One of the facets of the program which qualifies it among the first of its kind is what Weishaar called “a hybrid model.” Unique to the new curriculum is the fact that students may elect to participate in some on-campus sessions and some online sessions for the same class, he said.
Interestingly, the curriculum at both the program and class level is entirely the same; regardless of the medium by which students enroll and fulfill their assignments, whether they be online or on-campus, they will receive an authentic Franciscan experience.
It is that experience which Weishaar understands to be so crucial in creating students who evangelize effectively.
“The program is great career preparation: it will prepare students to be a director of religious education, a director of parish faith formation, an RCIA director, a director of youth ministry, teacher, et cetera,” said Weishaar. The new method of delivery will succeed in conveying truths to students which will prove foundational in their respective future occupations, he said.
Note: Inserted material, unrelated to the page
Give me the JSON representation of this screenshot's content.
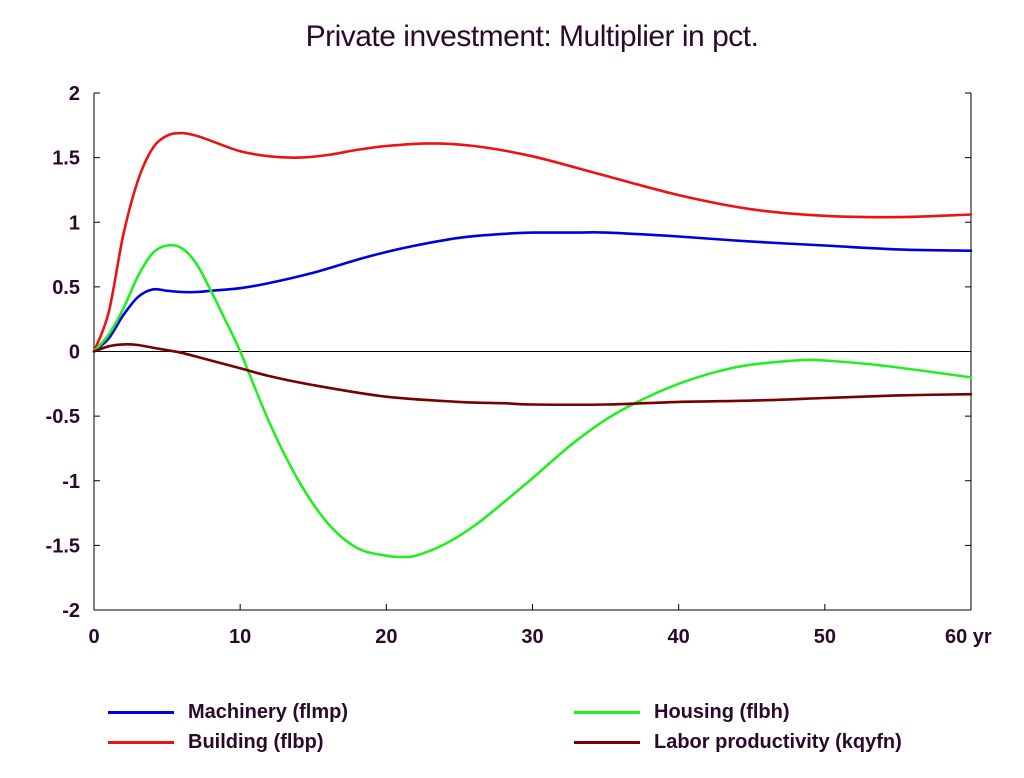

To advertise the new MA, the Franciscan administrative offices will first reach out to a wide range of alumni. “We also will be reaching out to a large number of (adult) conference participants,” said Weishaar. Press releases, Google AdWords campaigns, and a feature in the Franciscan University of Steubenville magazine have also been instrumental in fostering interest in the reinvented MA.
The program’s mission to evangelize, the faculty from which students learn, its post-graduation opportunities, and its widespread pull to students of all majors, said Weishaar, are four qualities which characterize the newly reformatted MA program as beneficial for students now and in the future.
The wide variety of students who wish to receive an authentic Franciscan University education includes “students from places as diverse as China, the Philippines, Australia, New Zealand, Brazil, and Mexico,” said Weishaar. The redesigned program makes it a point to establish its audience as those capable of transforming the world.
The program itself is foundational in establishing evangelists worldwide. Said Weishaar, “Going through the program itself is transformative. It transforms the student into a disciple of Christ, who sets the world on fire with the Holy Spirit.”
Weishaar said, “This program is almost the epitome of what Saint Catherine of Siena said: ‘Be who God meant you to be and you will set the world on fire.’”
With a more systematic, complete approach to theology and Christian ministry, Franciscan University’s newly redesigned MA program seeks to build in students, on-campus and all over the world, the desire to instill positive change into a desperate world.